Sunday 21 July 2013

Pendulum

  Life, I am quickly discovering, is like a swinging pendulum, balancing from one extreme to the next. At the moment I've been so busy working, it's almost like my own thoughts disappear and I can't really be myself when I'm there. Then when I arrive home - shoom - all my thoughts gathered, waving at me on my doorstep. Hey Pops! Remember us?! Let's think about all that stuff you've been ignoring all day! As a result, days seem to be dragging endlessly. It's felt like Sunday for about 4 days to me now, every time I check what day it is - oop, it's still Sunday!

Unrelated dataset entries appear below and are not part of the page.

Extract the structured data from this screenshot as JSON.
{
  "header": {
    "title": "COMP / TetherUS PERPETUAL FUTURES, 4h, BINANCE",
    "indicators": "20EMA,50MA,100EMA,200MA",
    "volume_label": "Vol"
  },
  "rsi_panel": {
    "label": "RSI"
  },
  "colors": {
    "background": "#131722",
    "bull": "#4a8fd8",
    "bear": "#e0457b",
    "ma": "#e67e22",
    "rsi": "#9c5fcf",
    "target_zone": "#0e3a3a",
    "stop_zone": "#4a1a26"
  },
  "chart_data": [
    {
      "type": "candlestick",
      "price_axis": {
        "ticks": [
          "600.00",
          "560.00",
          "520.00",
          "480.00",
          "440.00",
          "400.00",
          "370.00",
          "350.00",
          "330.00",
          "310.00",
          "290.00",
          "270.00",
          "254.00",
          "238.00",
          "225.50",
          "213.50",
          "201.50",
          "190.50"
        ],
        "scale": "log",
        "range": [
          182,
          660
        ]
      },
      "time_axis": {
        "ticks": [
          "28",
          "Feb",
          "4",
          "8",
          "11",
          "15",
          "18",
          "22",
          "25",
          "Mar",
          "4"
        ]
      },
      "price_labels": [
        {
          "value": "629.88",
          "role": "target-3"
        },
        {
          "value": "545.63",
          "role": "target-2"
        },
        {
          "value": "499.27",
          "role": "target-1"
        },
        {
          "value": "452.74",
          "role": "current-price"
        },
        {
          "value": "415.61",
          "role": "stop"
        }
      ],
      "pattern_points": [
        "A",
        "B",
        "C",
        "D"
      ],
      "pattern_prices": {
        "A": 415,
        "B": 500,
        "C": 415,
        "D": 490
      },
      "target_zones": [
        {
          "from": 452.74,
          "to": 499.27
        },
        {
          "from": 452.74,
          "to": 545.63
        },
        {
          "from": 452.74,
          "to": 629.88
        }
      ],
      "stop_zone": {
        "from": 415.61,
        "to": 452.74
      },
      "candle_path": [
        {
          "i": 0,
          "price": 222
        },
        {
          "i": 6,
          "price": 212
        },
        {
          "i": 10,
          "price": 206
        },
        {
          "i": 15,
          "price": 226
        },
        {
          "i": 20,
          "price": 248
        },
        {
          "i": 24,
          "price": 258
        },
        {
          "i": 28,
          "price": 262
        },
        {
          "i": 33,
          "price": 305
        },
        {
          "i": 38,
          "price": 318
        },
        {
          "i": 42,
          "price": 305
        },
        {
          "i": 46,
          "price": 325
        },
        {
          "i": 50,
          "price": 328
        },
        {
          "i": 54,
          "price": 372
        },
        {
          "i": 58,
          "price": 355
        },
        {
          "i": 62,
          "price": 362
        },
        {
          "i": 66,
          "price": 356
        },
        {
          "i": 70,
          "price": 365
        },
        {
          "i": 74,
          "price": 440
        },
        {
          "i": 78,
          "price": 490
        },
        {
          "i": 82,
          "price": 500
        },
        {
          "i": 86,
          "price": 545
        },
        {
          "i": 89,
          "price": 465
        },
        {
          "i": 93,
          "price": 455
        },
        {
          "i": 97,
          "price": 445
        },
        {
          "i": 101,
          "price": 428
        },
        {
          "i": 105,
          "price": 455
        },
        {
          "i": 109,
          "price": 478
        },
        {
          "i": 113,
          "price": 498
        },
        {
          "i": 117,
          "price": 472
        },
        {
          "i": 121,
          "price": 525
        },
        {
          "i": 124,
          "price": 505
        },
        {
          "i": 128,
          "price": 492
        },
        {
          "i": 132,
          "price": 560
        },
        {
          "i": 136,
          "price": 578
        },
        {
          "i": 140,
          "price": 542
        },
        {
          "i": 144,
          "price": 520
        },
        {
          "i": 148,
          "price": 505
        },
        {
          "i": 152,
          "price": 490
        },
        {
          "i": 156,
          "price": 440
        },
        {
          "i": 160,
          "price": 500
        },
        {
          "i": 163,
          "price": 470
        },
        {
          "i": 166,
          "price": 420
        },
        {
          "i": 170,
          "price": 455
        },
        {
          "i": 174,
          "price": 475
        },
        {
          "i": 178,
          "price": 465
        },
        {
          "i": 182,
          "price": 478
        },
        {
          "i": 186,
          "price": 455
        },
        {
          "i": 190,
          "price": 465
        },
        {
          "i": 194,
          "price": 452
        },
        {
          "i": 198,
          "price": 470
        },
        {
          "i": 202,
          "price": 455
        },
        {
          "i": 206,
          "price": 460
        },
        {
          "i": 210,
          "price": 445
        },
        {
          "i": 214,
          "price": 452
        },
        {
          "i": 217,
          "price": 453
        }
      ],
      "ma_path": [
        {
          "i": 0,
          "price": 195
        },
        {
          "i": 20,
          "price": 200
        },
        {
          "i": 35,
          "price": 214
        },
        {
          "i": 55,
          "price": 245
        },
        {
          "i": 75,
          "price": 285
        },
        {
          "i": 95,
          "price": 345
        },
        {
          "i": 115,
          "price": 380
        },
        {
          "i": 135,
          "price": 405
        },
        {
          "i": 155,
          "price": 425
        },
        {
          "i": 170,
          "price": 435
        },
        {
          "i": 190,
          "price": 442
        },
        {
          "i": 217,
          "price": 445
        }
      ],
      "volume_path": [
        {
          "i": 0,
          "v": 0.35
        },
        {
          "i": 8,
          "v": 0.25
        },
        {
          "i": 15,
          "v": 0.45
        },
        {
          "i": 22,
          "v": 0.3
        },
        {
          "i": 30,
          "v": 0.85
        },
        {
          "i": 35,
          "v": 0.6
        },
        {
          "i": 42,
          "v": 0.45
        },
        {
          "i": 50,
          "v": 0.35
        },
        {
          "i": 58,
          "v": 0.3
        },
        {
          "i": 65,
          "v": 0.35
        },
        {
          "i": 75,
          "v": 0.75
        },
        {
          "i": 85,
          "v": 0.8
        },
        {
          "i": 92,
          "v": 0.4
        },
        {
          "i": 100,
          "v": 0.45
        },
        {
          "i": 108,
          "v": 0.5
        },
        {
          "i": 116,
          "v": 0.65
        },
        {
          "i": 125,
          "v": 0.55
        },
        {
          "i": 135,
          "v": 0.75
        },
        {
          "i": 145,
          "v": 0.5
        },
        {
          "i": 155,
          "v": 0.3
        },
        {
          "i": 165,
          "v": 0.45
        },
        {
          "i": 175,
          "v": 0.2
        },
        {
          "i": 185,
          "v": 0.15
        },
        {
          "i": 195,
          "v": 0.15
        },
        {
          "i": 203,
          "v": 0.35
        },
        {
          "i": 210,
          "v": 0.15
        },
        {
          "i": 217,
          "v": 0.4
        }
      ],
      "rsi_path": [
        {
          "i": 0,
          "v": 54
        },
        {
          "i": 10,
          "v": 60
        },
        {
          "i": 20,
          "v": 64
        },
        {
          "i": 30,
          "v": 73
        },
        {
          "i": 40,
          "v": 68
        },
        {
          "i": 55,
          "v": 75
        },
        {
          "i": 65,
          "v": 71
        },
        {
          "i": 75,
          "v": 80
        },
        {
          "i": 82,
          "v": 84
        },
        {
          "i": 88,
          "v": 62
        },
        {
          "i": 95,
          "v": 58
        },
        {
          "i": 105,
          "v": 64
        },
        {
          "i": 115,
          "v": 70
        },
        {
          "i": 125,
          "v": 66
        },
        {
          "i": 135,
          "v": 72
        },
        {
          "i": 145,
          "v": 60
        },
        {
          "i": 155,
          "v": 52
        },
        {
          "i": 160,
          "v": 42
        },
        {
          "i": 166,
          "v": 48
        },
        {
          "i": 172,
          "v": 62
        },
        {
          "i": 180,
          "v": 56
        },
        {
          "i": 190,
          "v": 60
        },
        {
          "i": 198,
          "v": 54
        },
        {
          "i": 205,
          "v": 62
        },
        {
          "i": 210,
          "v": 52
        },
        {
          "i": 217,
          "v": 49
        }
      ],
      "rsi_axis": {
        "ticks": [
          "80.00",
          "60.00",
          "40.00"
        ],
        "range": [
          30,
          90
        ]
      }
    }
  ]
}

  So I get to this point of annoyance, at the positivity buzz. I wouldn't say I'm particularly negative, or positive. I think I swing between the two. Sometimes, optimism and appreciation isn't the right force and it isn't what you need to help you feel better. Kind of like that emotion you get when you're furious and someone tells you to: "Calm down." I've been following Motivational Tweets or something on Twitter, and they posted this the other night when I was in an atrocious mood:



  On a good day, one can look at this and think, yes, jolly good, fuck you life and so forth. But on a bad day, being reminded that others have risen above their desire to just sit and be miserable just makes you bloody well miserable. More so than you were before you saw the photo. A strange thing indeed. I'm all for motivation, but I find that if I'm given it at a point where I am vulnerable or not capable of processing it productively, there's just no point. Come back and try again later.